I made a bow in front of him and didn't know what to answer.
"Were you hiding?" his tone hinted a bit of impatience as he repeated the question.
Panic made me shake my head in hopes that he'd believe me when I said that I wasn't hiding.
"Then what are you doing, tip-toed walking out of my study?"
It made me realize how obvious my position looked and made me regret even trying to lie my way out.
'I'm sorry,' I signed despite the pile of books in my hand.
"Why were you hiding?"
How does he not feel that I do not like to talk about it? What is it to him that I am sneaking out?
'That's actually not the case,'
"Then what is?" he asked again.
He stayed there with his arms closed and his eyes brooding. It made it even harder to answer.
"Sit down," he commanded as he sat down to his table.
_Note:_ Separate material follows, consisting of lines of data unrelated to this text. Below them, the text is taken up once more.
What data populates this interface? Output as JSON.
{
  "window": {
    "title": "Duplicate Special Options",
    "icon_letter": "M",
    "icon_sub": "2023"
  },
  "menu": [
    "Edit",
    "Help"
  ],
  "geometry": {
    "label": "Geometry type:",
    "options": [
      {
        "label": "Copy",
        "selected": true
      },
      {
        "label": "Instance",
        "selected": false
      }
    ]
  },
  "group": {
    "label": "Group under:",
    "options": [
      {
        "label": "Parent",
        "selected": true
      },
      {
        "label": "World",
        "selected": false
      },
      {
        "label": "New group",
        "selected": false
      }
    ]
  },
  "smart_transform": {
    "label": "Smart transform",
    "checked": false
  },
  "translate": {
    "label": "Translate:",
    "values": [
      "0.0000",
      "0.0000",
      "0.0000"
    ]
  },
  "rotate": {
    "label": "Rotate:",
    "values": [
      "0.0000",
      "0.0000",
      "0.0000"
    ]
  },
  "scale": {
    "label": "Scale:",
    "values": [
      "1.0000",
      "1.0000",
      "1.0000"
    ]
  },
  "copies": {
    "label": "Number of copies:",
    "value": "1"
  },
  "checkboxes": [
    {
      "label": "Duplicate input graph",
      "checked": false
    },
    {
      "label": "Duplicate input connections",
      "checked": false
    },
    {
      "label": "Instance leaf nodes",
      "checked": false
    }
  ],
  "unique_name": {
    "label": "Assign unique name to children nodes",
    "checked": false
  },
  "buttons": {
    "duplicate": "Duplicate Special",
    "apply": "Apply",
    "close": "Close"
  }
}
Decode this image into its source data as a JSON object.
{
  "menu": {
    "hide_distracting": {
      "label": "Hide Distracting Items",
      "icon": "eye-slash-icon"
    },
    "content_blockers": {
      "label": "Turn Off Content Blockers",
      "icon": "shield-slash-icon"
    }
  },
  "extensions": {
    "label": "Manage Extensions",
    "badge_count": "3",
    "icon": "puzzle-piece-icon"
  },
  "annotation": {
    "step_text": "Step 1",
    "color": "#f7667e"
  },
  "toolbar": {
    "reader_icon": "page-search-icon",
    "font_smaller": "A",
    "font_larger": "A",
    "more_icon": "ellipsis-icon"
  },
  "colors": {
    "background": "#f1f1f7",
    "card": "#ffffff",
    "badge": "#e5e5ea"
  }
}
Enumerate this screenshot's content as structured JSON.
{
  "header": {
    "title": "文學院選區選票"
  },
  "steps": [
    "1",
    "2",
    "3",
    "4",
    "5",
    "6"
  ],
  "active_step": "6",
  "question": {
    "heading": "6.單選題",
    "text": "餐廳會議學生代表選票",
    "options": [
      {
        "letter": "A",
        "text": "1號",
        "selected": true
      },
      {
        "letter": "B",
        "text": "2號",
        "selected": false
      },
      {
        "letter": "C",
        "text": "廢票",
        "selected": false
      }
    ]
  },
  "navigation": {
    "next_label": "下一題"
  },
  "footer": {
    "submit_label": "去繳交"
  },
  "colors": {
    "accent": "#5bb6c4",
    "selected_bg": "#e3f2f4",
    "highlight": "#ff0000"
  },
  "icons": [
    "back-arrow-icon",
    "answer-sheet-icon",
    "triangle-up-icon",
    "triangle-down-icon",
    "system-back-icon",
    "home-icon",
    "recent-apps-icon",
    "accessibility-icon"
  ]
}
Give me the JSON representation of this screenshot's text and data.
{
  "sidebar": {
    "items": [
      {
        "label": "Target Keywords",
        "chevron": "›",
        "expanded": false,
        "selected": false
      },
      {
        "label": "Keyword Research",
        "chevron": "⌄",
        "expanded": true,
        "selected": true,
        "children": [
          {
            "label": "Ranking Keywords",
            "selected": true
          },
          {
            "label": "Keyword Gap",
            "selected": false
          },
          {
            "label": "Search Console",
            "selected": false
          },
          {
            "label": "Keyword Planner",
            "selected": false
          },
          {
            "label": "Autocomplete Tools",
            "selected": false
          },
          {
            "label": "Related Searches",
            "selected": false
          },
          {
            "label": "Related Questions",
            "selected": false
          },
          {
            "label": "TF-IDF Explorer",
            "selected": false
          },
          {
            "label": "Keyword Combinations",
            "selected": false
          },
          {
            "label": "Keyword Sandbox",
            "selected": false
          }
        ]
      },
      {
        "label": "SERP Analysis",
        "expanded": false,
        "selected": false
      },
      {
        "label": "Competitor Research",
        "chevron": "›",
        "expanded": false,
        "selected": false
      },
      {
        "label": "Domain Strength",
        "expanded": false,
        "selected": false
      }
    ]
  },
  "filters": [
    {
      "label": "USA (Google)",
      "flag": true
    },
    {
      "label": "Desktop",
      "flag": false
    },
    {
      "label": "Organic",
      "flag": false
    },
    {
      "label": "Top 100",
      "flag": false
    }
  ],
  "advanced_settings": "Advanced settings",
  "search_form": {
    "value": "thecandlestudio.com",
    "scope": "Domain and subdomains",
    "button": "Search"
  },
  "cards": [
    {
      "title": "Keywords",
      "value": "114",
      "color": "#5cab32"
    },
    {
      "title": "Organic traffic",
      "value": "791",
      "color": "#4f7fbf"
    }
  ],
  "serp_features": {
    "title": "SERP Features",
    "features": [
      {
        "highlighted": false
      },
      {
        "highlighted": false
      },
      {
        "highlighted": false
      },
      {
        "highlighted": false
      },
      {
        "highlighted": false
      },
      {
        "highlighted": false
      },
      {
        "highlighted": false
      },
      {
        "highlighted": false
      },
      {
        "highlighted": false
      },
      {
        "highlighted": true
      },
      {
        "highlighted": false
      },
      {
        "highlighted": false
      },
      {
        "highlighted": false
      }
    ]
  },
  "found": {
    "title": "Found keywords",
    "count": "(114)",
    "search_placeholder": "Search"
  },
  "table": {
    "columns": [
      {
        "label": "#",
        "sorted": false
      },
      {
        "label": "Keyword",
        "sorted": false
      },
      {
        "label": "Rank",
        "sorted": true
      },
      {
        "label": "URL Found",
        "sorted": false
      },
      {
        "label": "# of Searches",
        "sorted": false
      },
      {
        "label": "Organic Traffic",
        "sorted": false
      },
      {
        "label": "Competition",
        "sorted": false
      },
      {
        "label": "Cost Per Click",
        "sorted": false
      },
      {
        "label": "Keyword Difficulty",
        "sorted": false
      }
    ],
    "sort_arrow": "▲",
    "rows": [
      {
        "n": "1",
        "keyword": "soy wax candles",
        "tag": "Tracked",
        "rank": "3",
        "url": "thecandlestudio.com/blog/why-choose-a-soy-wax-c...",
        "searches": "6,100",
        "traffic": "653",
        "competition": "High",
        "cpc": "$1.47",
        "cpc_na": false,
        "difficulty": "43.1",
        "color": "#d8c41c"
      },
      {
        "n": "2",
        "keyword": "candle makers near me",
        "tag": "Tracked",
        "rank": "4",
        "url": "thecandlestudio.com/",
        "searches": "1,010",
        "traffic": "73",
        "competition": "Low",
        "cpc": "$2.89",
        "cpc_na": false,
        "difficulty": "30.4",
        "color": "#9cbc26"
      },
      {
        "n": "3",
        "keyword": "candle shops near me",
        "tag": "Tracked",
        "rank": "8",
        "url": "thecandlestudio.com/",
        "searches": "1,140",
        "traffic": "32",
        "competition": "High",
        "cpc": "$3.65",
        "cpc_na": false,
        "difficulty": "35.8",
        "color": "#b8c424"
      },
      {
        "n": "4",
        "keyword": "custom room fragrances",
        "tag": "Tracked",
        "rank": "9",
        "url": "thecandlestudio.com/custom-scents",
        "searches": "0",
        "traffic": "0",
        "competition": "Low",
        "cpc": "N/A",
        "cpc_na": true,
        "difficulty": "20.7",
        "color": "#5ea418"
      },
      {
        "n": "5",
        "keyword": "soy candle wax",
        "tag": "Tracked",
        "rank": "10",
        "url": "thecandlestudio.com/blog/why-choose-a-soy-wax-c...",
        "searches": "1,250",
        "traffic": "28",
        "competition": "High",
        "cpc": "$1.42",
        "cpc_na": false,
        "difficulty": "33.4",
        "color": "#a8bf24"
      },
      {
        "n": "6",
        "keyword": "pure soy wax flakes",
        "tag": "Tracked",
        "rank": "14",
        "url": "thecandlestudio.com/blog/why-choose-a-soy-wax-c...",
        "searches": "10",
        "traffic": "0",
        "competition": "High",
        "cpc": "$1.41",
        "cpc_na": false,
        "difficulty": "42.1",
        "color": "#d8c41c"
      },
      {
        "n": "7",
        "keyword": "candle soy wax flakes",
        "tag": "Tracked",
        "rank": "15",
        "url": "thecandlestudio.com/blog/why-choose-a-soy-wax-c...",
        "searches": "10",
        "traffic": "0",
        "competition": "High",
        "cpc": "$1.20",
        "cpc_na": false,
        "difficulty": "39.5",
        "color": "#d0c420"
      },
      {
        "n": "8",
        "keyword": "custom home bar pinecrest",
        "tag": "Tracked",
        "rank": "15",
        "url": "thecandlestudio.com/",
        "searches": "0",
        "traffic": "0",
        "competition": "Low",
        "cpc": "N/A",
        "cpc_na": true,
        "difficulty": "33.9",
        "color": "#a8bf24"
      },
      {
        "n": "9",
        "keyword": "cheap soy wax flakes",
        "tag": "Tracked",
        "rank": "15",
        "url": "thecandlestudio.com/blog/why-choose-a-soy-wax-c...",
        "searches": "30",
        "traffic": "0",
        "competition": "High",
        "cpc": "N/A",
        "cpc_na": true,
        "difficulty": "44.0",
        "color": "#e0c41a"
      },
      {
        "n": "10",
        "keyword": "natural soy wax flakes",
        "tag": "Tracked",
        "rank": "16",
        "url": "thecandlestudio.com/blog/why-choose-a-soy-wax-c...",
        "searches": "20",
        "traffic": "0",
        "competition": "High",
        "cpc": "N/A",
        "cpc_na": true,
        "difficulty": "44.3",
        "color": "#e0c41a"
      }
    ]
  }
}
What? Why is he suddenly telling me to sit? Doesn't he feel that his presence is tormenting me?
I looked around and the only seat was the mysterious couch that suddenly appeared in his study.
'You see, I wasn't actually hiding,' I tried to explain. 'I actually knew you were there and tip-toed so I don't disturb you working,'
"Liar,"
I---
I tried not to make an obvious reaction that he was right about that.
"Sit down," he commanded me again. "Anton placed the couch for you to read," he said and started to go through a pile of papers on his table.
The couch is for me?
I pursed my lips and awkwardly made my way to the couch to sit down.
I put the books down and sat there for a few seconds watching him go through the pages of papers on his table. knocked on the wood to catch his attention.'What do I do here, Your Highness?'
The awkwardness torments me and he seems to not pay any attention to how it feels like sitting here like an idiot.
He should've just let me go
"Read," he answers.
I pursed my lips again and tried to smile as I took one of the books and went through the pages without reading it.
I don't like this setup. I can't read if he'd sit there knowing he just caught me lacking.
But a sudden knock raised my hopes up.
The door opened and it was Anton.
Yes.
"Your Highness," he greets him with a bow, "Lady," he greets me too.
I gave him a smile although I noticed a bow that I did not deserve.
"You seem pretty comfortable with the couch his Highness has put up for you," he smiled at me.
My eyes went flying to the Prince who was eyeing death staring at Anton at the moment.
Did he put this up or did Anton put this up? I'm confused. Is he lying?
"It's perfect timing because we will now be heading out, would you like to come with us, My Lady?" he suddenly asks me.
But all I can focus on is the Prince standing out of his seat avoiding eye contact to me. He gave Anton another glare and walked his way out like a child stomping his feet.
"What did I do?" Anton asks innocently.
I gave him a 'I don't know' look even though I knew he was making a fuss about me finding out that he just lied.